In a hot strip rolling mill or heavy plate rolling mill, steel is rolled. Material properties of the steel are substantially set in a downstream cooling section. For this purpose, a coolant is applied to the steel as the latter passes through the cooling section. This sets the temporal cooling profile of the steel passing through the cooling section. The material properties are also set on account of the temporal profile of the cooling operation.
The cooling profile is generally determined by a temporal temperature profile. Earlier strategies prescribe a distribution of the coolant quantity according to a predefined cooling strategy and a coiling temperature or final cooling temperature (i.e. the temperature of the rolling stock when the latter runs out of the cooling section). In the case of standard steels, this procedure is without problems. However, problems do arise in the case of steels with a high carbon content. This is because the stipulation of a temperature profile is unfavorable owing to the heat of transition which arises during the phase transition from austenite to ferrite and cementite. In many cases, it is even the case that only a final temperature to be reached is predefined in conjunction with a predefined cooling strategy. This type of stipulation can even be ambiguous, i.e. there is more than one solution for the water quantity with which the coiling temperature or the final cooling temperature is reached with a given cooling strategy. The material properties of the steels cooled differently in this way differ entirely, however.

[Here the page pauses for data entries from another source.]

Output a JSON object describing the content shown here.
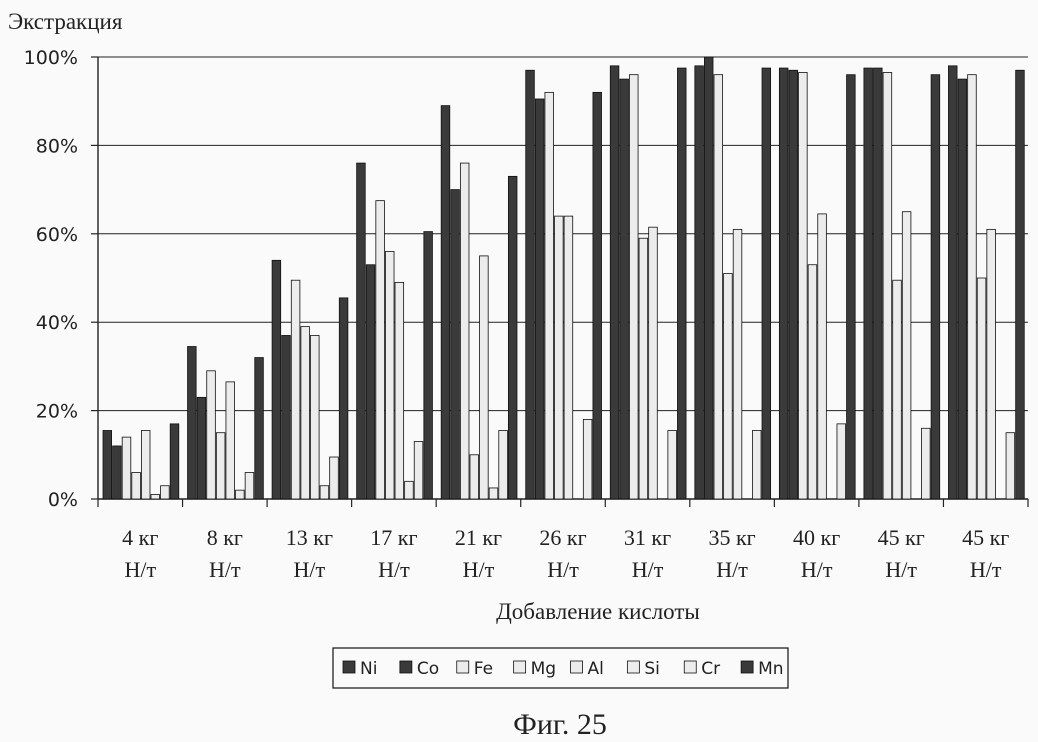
{
  "figure_caption": "Фиг. 25",
  "colors": {
    "background": "#fafafa",
    "dark": "#3a3a3a",
    "light": "#ececec",
    "grid": "#222222"
  },
  "chart_data": {
    "type": "bar",
    "title": "",
    "ylabel": "Экстракция",
    "xlabel": "Добавление кислоты",
    "ylim": [
      0,
      100
    ],
    "y_ticks": [
      "0%",
      "20%",
      "40%",
      "60%",
      "80%",
      "100%"
    ],
    "grid": "horizontal",
    "legend_position": "bottom",
    "categories": [
      [
        "4 кг",
        "Н/т"
      ],
      [
        "8 кг",
        "Н/т"
      ],
      [
        "13 кг",
        "Н/т"
      ],
      [
        "17 кг",
        "Н/т"
      ],
      [
        "21 кг",
        "Н/т"
      ],
      [
        "26 кг",
        "Н/т"
      ],
      [
        "31 кг",
        "Н/т"
      ],
      [
        "35 кг",
        "Н/т"
      ],
      [
        "40 кг",
        "Н/т"
      ],
      [
        "45 кг",
        "Н/т"
      ],
      [
        "45 кг",
        "Н/т"
      ]
    ],
    "series": [
      {
        "name": "Ni",
        "fill": "dark",
        "values": [
          15.5,
          34.5,
          54,
          76,
          89,
          97,
          98,
          98,
          97.5,
          97.5,
          98
        ]
      },
      {
        "name": "Co",
        "fill": "dark",
        "values": [
          12,
          23,
          37,
          53,
          70,
          90.5,
          95,
          100,
          97,
          97.5,
          95
        ]
      },
      {
        "name": "Fe",
        "fill": "light",
        "values": [
          14,
          29,
          49.5,
          67.5,
          76,
          92,
          96,
          96,
          96.5,
          96.5,
          96
        ]
      },
      {
        "name": "Mg",
        "fill": "light",
        "values": [
          6,
          15,
          39,
          56,
          10,
          64,
          59,
          51,
          53,
          49.5,
          50
        ]
      },
      {
        "name": "Al",
        "fill": "light",
        "values": [
          15.5,
          26.5,
          37,
          49,
          55,
          64,
          61.5,
          61,
          64.5,
          65,
          61
        ]
      },
      {
        "name": "Si",
        "fill": "light",
        "values": [
          1,
          2,
          3,
          4,
          2.5,
          0,
          0,
          0,
          0,
          0,
          0
        ]
      },
      {
        "name": "Cr",
        "fill": "light",
        "values": [
          3,
          6,
          9.5,
          13,
          15.5,
          18,
          15.5,
          15.5,
          17,
          16,
          15
        ]
      },
      {
        "name": "Mn",
        "fill": "dark",
        "values": [
          17,
          32,
          45.5,
          60.5,
          73,
          92,
          97.5,
          97.5,
          96,
          96,
          97
        ]
      }
    ]
  }
}
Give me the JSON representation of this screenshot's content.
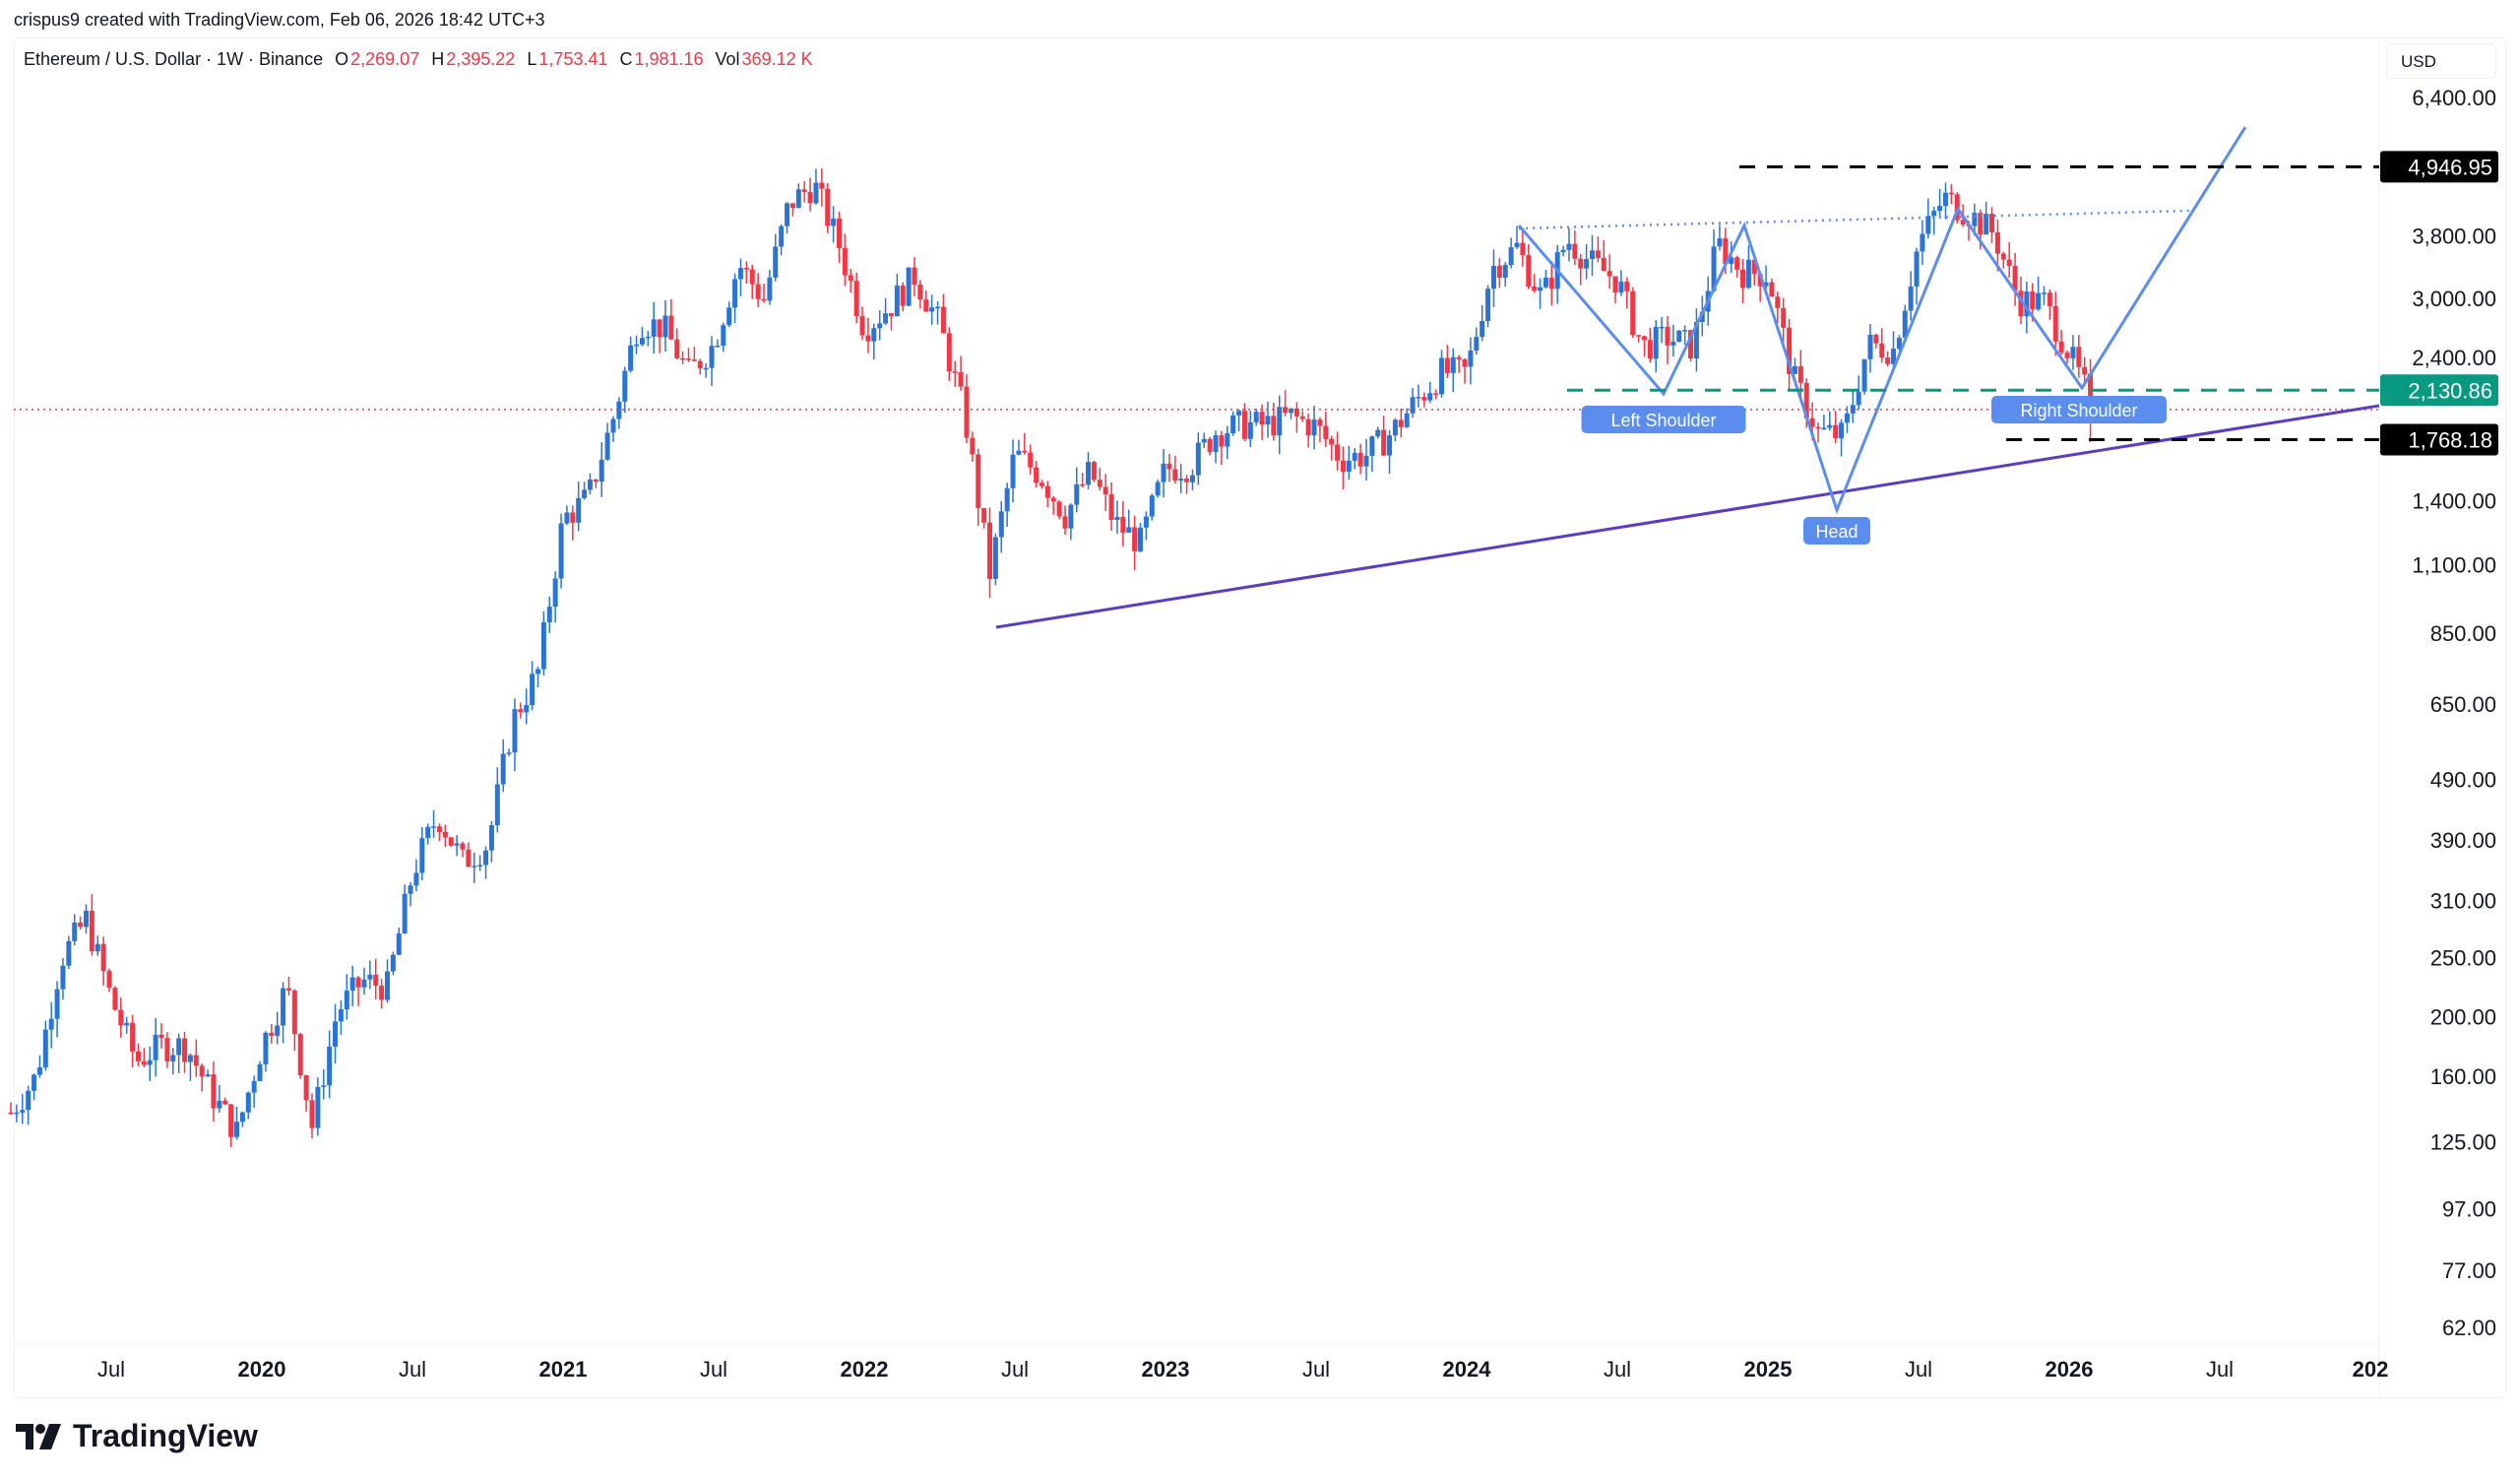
{
  "credit": "crispus9 created with TradingView.com, Feb 06, 2026 18:42 UTC+3",
  "legend": {
    "symbol": "Ethereum / U.S. Dollar · 1W · Binance",
    "o_label": "O",
    "o": "2,269.07",
    "h_label": "H",
    "h": "2,395.22",
    "l_label": "L",
    "l": "1,753.41",
    "c_label": "C",
    "c": "1,981.16",
    "vol_label": "Vol",
    "vol": "369.12 K"
  },
  "currency": "USD",
  "logo": "TradingView",
  "colors": {
    "up": "#2a74d6",
    "down": "#f23645",
    "trendline": "#5b3cc4",
    "pattern": "#5b8def",
    "support": "#089981"
  },
  "chart_data": {
    "type": "candlestick",
    "scale": "log",
    "interval": "1W",
    "ylim": [
      55,
      7200
    ],
    "y_ticks": [
      6400,
      3800,
      3000,
      2400,
      1400,
      1100,
      850,
      650,
      490,
      390,
      310,
      250,
      200,
      160,
      125,
      97,
      77,
      62
    ],
    "y_tick_labels": [
      "6,400.00",
      "3,800.00",
      "3,000.00",
      "2,400.00",
      "1,400.00",
      "1,100.00",
      "850.00",
      "650.00",
      "490.00",
      "390.00",
      "310.00",
      "250.00",
      "200.00",
      "160.00",
      "125.00",
      "97.00",
      "77.00",
      "62.00"
    ],
    "x_ticks": [
      {
        "t": 2019.5,
        "label": "Jul",
        "bold": false
      },
      {
        "t": 2020,
        "label": "2020",
        "bold": true
      },
      {
        "t": 2020.5,
        "label": "Jul",
        "bold": false
      },
      {
        "t": 2021,
        "label": "2021",
        "bold": true
      },
      {
        "t": 2021.5,
        "label": "Jul",
        "bold": false
      },
      {
        "t": 2022,
        "label": "2022",
        "bold": true
      },
      {
        "t": 2022.5,
        "label": "Jul",
        "bold": false
      },
      {
        "t": 2023,
        "label": "2023",
        "bold": true
      },
      {
        "t": 2023.5,
        "label": "Jul",
        "bold": false
      },
      {
        "t": 2024,
        "label": "2024",
        "bold": true
      },
      {
        "t": 2024.5,
        "label": "Jul",
        "bold": false
      },
      {
        "t": 2025,
        "label": "2025",
        "bold": true
      },
      {
        "t": 2025.5,
        "label": "Jul",
        "bold": false
      },
      {
        "t": 2026,
        "label": "2026",
        "bold": true
      },
      {
        "t": 2026.5,
        "label": "Jul",
        "bold": false
      },
      {
        "t": 2027,
        "label": "202",
        "bold": true
      }
    ],
    "monthly_closes": {
      "start": "2019-03",
      "values": [
        140,
        160,
        250,
        290,
        215,
        170,
        180,
        180,
        150,
        130,
        180,
        225,
        133,
        205,
        230,
        225,
        345,
        430,
        360,
        385,
        615,
        737,
        1310,
        1420,
        1920,
        2770,
        2700,
        2270,
        2530,
        3430,
        3000,
        4300,
        4630,
        3680,
        2690,
        2920,
        3280,
        2730,
        1940,
        1070,
        1680,
        1550,
        1330,
        1570,
        1290,
        1200,
        1585,
        1605,
        1820,
        1870,
        1870,
        1930,
        1855,
        1645,
        1670,
        1815,
        2050,
        2280,
        2280,
        3380,
        3650,
        3010,
        3760,
        3430,
        3230,
        2510,
        2600,
        2515,
        3700,
        3330,
        3300,
        2240,
        1820,
        1795,
        2530,
        2485,
        3700,
        4400,
        4150,
        3850,
        2990,
        2970,
        2450,
        1981.16
      ]
    },
    "last_candle": {
      "open": 2269.07,
      "high": 2395.22,
      "low": 1753.41,
      "close": 1981.16
    },
    "price_labels": [
      {
        "value": 4946.95,
        "label": "4,946.95",
        "kind": "resistance"
      },
      {
        "value": 2130.86,
        "label": "2,130.86",
        "kind": "neckline"
      },
      {
        "value": 1768.18,
        "label": "1,768.18",
        "kind": "support"
      }
    ],
    "current_price": 1981.16,
    "annotations": [
      {
        "text": "Left Shoulder"
      },
      {
        "text": "Head"
      },
      {
        "text": "Right Shoulder"
      }
    ]
  }
}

In the case of steels with a high carbon content, fully automated operation is therefore not possible in the prior art. There are difficulties which arise repeatedly in practice when attempting to cool steels with a high carbon content in a fully automated manner. Material which does not have the desired material properties is repeatedly produced. These materials have to be remelted.
In practice, attempts are made to overcome the problems by trying to avoid such materials and stipulations. This reduces the producible spectrum of materials.
EP 1 732 716 B1 discloses an operating method for a cooling section for cooling a rolling stock, in which method the temperature of the rolling stock is detected on the input side of the cooling section. A quantitative coolant profile is determined, such that a rolling stock section, at a predefined point of the cooling section, is at a predetermined temperature and has at least one predetermined phase proportion (for example of austenite).
The above methods ultimately described already represent an improvement to the remaining prior art. However, they still do not work completely satisfactorily.